L'expression clinique de ces syndromes canalaires est foncièrement variable en fonction du type de nerf (sensitif; sensitivo moteur; moteur pur) et de sa topographie et peut prendre une allure:
- neurologique: douleurs, paresthésies, déficit sensitif ou moteur ou les 2.
- vasculaire: douleur d'effort (claudication), oedème distal.
- douloureux  avec douleurs diffuses, mal localisées + amyotrophie par souffrance d'un nerf moteur.
TYPOLOGIE DES DOULEURS
- après effort
- nocturnes
- volontiers ascendantes.
CARACTERES CANALAIRES DE LA DOULEUR
1- troubles sensitifs subjectifs+++ : douleurs et paresthésies dans un territoire précis; persistantes au repos; majorées la nuit ou par certains mouvements avec irradiation ascendante.
2-  pauvreté des signes objectifs : signe de TINEL à la percussion avec irradiation ascendante et troubles sensitifs vers l'aval.
3- amélioration par infiltration locale de Corticoïdes (hydro cortancyl) ou par médicaments anti-neuropathiques (Gabapentine, Prégabaline, Antidépresseurs tricycliques à demi dose
(voir dans le sommaire, le  chapitre sur la prise en charge d'une douleur chronique+++).
4- guérison par neurolyse chirurgicale qui libère le nerf de sa zone de compression.
DIAGNOSTIC POSITIF
1- EMG ( électro-myogramme) +++ avec recherche standard en stimulo-détection et étude des vitesses de conduction sensitives et motrices. Les lésions nerveuses sont en rapport avec l'importance et la durée de la compression:
au début: simple démyélinisation; puis lésions axonales sur les fibres de gros calibre les 1ères atteintes.
2- Etude des axes vasculaires.
3- Radiographies standards à la recherche d'une cause favorisant la compression.
RESULTATS DE L'EMG EN FONCTION DU STADE EVOLUTIF
Au début: ralentissement segmentaire des vitesses de conduction nerveuses d'abord sensitives, puis motrices.
Ensuite: signes de dénervation musculaire avec baisse progressive des potentiels d'actions sensitifs, puis moteurs.
Enfin: disparition complète des réponses à la stimulation et dénervation complète des muscles situés sous la compression.
INTERET DE L'EMG
C'est de faire le diagnostic de compression nerveuse au tout début quand la clinique est douteuse, par l'examen de détection à l'aiguille qui va mettre en évidence les dénervations débutantes par le calcul des vitesses de conduction nerveuse, reflet de la démyélinisation, sur une distance de 5 à 10 cm du site de compression.
PRINCIPALES LOCALISATIONS AU MEMBRE INFERIEUR
1/ SYNDROME DU CANAL TARSIEN = passage du nerf Tibial postérieur en arrière de la malléole interne.

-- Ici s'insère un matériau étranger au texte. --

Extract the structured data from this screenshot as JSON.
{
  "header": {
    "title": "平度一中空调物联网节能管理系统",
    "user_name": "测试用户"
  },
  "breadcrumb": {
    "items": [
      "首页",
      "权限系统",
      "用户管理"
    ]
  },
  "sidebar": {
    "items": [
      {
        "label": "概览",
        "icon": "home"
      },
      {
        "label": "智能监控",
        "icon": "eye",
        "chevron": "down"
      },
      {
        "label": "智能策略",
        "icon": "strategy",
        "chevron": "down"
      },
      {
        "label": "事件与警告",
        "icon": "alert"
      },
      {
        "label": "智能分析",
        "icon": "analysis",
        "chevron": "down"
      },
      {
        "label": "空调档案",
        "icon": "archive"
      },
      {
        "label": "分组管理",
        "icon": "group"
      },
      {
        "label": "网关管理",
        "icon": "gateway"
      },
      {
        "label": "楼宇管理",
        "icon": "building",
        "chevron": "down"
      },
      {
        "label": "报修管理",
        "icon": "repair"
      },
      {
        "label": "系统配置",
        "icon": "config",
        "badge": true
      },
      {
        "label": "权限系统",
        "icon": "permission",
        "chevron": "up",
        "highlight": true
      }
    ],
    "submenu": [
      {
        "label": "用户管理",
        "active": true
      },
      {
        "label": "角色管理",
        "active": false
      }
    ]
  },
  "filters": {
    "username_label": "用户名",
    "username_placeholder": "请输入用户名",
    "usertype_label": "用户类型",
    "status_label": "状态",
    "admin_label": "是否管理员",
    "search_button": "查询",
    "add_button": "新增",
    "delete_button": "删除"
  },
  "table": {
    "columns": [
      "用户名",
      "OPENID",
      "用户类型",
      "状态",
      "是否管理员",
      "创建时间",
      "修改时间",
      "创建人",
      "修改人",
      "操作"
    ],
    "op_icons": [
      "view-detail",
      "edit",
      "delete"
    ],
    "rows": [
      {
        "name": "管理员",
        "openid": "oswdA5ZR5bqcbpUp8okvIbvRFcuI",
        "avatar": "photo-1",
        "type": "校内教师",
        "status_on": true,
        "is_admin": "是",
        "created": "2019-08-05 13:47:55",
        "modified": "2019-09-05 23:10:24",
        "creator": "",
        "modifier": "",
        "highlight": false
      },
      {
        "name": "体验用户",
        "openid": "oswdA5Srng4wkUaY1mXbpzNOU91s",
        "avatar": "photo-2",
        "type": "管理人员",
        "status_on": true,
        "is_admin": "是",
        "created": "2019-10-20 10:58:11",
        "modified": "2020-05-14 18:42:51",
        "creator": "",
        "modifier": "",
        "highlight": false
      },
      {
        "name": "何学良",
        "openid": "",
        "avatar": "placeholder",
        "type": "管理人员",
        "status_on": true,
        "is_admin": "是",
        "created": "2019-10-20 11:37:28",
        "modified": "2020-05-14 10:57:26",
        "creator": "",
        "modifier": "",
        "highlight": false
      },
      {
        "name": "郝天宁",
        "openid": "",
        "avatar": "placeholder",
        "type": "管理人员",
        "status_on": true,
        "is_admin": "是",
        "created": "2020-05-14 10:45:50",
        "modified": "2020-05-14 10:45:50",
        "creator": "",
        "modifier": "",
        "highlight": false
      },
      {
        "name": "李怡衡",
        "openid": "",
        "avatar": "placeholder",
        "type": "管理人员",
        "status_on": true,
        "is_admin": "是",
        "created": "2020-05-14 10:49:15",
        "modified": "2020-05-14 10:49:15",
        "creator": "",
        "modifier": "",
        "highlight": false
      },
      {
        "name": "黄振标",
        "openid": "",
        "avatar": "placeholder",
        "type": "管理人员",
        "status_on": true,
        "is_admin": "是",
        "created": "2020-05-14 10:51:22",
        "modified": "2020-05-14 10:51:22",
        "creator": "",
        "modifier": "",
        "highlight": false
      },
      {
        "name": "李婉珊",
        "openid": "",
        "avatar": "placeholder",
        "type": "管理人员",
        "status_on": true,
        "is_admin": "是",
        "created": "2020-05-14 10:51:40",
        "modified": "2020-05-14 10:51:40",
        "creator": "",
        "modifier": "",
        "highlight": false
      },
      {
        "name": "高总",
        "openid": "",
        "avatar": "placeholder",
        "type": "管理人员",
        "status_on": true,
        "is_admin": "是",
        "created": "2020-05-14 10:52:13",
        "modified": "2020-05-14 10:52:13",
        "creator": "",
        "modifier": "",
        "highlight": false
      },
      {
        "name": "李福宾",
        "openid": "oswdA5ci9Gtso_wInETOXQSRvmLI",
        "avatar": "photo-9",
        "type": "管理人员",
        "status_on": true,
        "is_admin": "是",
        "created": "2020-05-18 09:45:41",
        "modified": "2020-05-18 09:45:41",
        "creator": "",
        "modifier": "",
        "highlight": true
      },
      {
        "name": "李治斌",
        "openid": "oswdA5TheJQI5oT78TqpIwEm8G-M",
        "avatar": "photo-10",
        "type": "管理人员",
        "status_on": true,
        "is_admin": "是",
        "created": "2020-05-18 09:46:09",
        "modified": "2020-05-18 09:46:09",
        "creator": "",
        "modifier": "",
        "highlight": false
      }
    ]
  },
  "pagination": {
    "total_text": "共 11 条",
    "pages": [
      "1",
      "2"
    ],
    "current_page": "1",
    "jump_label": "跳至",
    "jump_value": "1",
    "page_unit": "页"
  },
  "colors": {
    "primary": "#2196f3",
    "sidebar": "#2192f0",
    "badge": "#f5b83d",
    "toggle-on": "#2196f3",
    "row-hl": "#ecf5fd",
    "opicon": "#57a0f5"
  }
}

                                   


signes: douleurs et paresthésies face plantaire du pied + déficit des muscles intrinsèques du pied.  

                         

                                     Territoire nerveux du nerf tibial postérieur:
                                                 1- nerf plantaire médial
                                                 2- nerf plantaire latéral
                                                 3- nerf calcanéen


2/ SYNDROME DU SPE (sciatique poplité externe) au col du Péroné et dans le tunnel fibulaire.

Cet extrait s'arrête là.